Mr. Gray’s recorded cases are very parallel to one which I mentioned as within my own experience in a paper on Some Difficulties of an Enquirer, which I read at a late soiree here, and which is published in The Spiritualist of May 3. Very many of the same nature are within my personal knowledge. Indeed, for some two-and-a-half years I lived in the midst of evidence that those who have gone before can and do return to us under certain carefully-guarded conditions. And I believe further that it is the lack of those conditions, the difficulty of securing them, and our own state of nervous anxiety when the affections are strongly excited that puts the most frequent barrier to the realisation of our wishes in this respect. As it is I am familiar with cases of proven identity of communicating spirits which no destructive theory in the least disposes of, and which are as clearly demonstrated to me as any fact within my knowledge.
There remain three papers contributed to our discussions which deal not so much with facts as with explanations, speculations, and theories. These are Mr. Green’s dissertation on The Evolution Theory in its relation to Psychology (Spiritualist, March 15); Dr. Wyld’s vindication of the potency of the human spirit (Spiritualist, December 14, 1877); and Mr. C. C. Massey’s most able attempt to illustrate some of our difficulties by expounding metaphysical conceptions of space, and by showing us that our views of what is called matter are not such as can be justly maintained—since matter is, in effect, only “a manifestation of powers and agencies that lie behind it and, consequently, that what so mystifies and perplexes us in the phenomena which show us the power of spirit over matter “is simply the power of spirit over itself” exemplified in action.

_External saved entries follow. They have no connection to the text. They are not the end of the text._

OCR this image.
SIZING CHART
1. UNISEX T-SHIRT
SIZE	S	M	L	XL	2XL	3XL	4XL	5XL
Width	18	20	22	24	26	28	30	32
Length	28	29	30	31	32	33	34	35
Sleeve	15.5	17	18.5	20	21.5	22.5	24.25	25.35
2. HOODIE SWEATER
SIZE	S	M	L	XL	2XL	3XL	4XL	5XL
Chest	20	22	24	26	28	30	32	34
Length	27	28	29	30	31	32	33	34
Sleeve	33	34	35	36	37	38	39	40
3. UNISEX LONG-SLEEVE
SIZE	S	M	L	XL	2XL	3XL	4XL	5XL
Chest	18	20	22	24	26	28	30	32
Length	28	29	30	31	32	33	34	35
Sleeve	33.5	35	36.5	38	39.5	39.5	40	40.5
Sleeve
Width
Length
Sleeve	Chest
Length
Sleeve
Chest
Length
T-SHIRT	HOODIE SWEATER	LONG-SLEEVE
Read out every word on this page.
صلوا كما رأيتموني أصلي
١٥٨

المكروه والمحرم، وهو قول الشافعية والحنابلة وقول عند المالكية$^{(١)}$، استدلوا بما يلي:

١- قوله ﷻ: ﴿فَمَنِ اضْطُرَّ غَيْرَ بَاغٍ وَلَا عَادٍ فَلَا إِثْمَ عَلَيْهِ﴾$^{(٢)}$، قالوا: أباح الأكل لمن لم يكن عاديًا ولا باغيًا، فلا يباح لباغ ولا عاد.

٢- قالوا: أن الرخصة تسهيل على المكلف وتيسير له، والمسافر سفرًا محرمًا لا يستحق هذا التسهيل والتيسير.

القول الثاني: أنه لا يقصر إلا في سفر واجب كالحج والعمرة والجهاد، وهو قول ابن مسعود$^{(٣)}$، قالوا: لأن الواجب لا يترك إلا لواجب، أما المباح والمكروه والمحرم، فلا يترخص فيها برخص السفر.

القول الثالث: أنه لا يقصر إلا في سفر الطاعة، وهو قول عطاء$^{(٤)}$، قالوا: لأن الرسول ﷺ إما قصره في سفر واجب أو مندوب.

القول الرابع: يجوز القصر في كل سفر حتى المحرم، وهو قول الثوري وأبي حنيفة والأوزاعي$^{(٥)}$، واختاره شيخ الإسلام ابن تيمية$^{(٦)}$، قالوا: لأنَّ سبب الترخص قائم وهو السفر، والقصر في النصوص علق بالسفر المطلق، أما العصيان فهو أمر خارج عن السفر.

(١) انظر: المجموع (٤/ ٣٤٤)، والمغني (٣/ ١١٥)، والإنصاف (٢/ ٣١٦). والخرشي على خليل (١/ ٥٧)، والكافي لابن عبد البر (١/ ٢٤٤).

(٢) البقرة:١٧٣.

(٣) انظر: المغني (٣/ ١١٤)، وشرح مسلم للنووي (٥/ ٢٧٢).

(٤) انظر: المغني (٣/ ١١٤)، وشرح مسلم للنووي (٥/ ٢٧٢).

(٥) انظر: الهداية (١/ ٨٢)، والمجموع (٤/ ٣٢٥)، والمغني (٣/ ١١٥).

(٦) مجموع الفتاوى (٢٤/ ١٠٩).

The attempt of all these gentlemen to elucidate the difficulties which grow upon the thoughtful mind are valuable, and will, I think, be of increasing value, in proportion as the number of those who dive below the surface increases amongst us. That this will be the case I entertain no doubt. There are signs all round us that men are spending time and pains on investigation who will not be content with mere surface explanations. And though the time will not come soon when astonishment at the marvellous will be so far diminished by recurrent experience as to eliminate the element of wonder-hunting, there is no doubt that intelligent Spiritualists will require, with increasing severity, that recitals and records should be independent of exaggeration due to that cause. And though, moreover, the number of those whose antecedent training qualifies them to follow such a close analysis as Mr. Massey’s is small as yet, I hope that the number will steadily increase; for if the metaphysicians are in any degree right, their domain of inquiry is closely connected with our own, and we may borrow from them some needed light.
“We have facts,” said Mr. Massey in a passage of singular beauty with which he closed his paper, “which, not ignorance, however dense; not prejudice, however illiberal; not contempt, however arrogant, can in the least disturb. But this is not enough. Reason must descend upon these facts, and philosophy must embrace experience. Then shall truth triumph in the world be whose will the honour, and whose must the shame.”